Within the course of, he mocked the far-Left information outlet to its face.
Dillon began by sharing why audiences not embrace Legacy Media shops as they as soon as did. He didn’t deliver up the intense bias or relentless Pretend Information assaults.
He selected a extra elegant strategy.
“The information has mentioned a variation of the identical factor for a really very long time,” Dillon started. “And folks are likely to get bored.” Sources like CNN and Fox Information “fell on reverse sides of the identical query,” he added.

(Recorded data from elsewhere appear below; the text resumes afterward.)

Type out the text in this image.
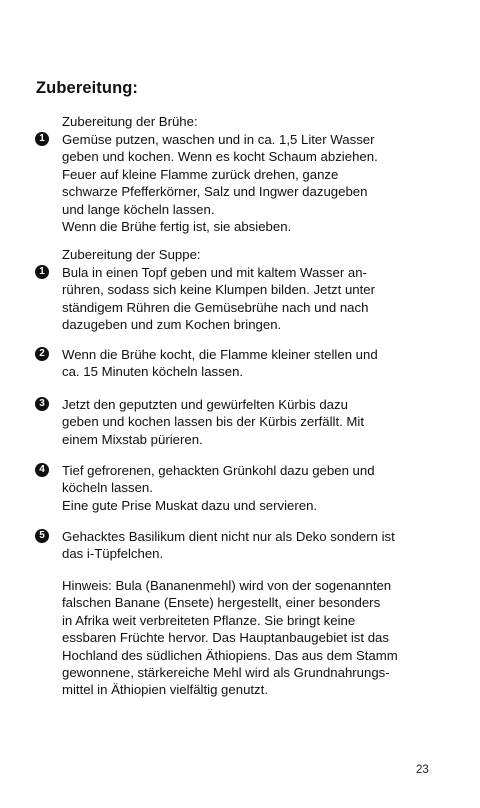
Zubereitung:
Zubereitung der Brühe:
1	Gemüse putzen, waschen und in ca. 1,5 Liter Wasser
geben und kochen. Wenn es kocht Schaum abziehen.
Feuer auf kleine Flamme zurück drehen, ganze
schwarze Pfefferkörner, Salz und Ingwer dazugeben
und lange köcheln lassen.
Wenn die Brühe fertig ist, sie absieben.
Zubereitung der Suppe:
1	Bula in einen Topf geben und mit kaltem Wasser an-
rühren, sodass sich keine Klumpen bilden. Jetzt unter
ständigem Rühren die Gemüsebrühe nach und nach
dazugeben und zum Kochen bringen.
2	Wenn die Brühe kocht, die Flamme kleiner stellen und
ca. 15 Minuten köcheln lassen.
3	Jetzt den geputzten und gewürfelten Kürbis dazu
geben und kochen lassen bis der Kürbis zerfällt. Mit
einem Mixstab pürieren.
4	Tief gefrorenen, gehackten Grünkohl dazu geben und
köcheln lassen.
Eine gute Prise Muskat dazu und servieren.
5	Gehacktes Basilikum dient nicht nur als Deko sondern ist
das i-Tüpfelchen.
Hinweis: Bula (Bananenmehl) wird von der sogenannten
falschen Banane (Ensete) hergestellt, einer besonders
in Afrika weit verbreiteten Pflanze. Sie bringt keine
essbaren Früchte hervor. Das Hauptanbaugebiet ist das
Hochland des südlichen Äthiopiens. Das aus dem Stamm
gewonnene, stärkereiche Mehl wird als Grundnahrungs-
mittel in Äthiopien vielfältig genutzt.
23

He mentioned youthful Individuals grew up on-line and like digital information sources, not the “pretend, stilted company communicate of the normal legacy media.”
Ouch.
Later, Reeve pressed Dillon on the facility of the so-called “Dudebro” podcast universe, however he caught to his argument.
“I don’t know if it’s that comedians have gotten smarter or the media’s gotten dumber,” Dillon mentioned, lobbing the journalist’s query again at her. “The media has grow to be predictable and boring, and the Web has been an antidote to that.”
Different revelations from the long-form interview:
Dillon says his podcast bookers reached out to each Sen. Bernie Sanders and Gov. Tim Walz to seem on his podcast, presumably earlier than Election Day.
Each declined the invitation.
Dillon additionally shut down the interviewer’s insinuation that he and his fellow podcasters (Joe Rogan, Theo Von and Andrew Schulz) tipped the election in Trump’s favor by inviting the previous president and future Vice President J.D. Vance on their exhibits.
Dillon skewered the speaking level with restraint.
“It could be fairly troublesome to take a look at these podcasts … after working an extremely unpopular candidate who was launched very late within the race as a result of an aged man who couldn’t be the president who everybody was advised was functioning because the president for the previous 4 years,” he mentioned earlier than they have been interrupted by heavy winds exterior of their taping studio.
He pressed on.
“[Kamala Harris] was considerably unpopular and wasn’t a star in Democratic politics earlier than this in any respect, and her communication technique was fairly weak. Most individuals have admitted that. So to hold this defeat all on just a few podcasters and to say that they have been the issue, I simply don’t purchase the narratives,” he mentioned. “It’s an effective way to excuse working an unpopular candidate on a platform American individuals weren’t bought on.”
Reeve wouldn’t hand over her narrative. So Dillon saved setting her straight.
“The concept the facility that Theo Von has can be equal to the facility of the intelligence companies or these large Legacy Media establishments appears loopy,” Dillon mentioned.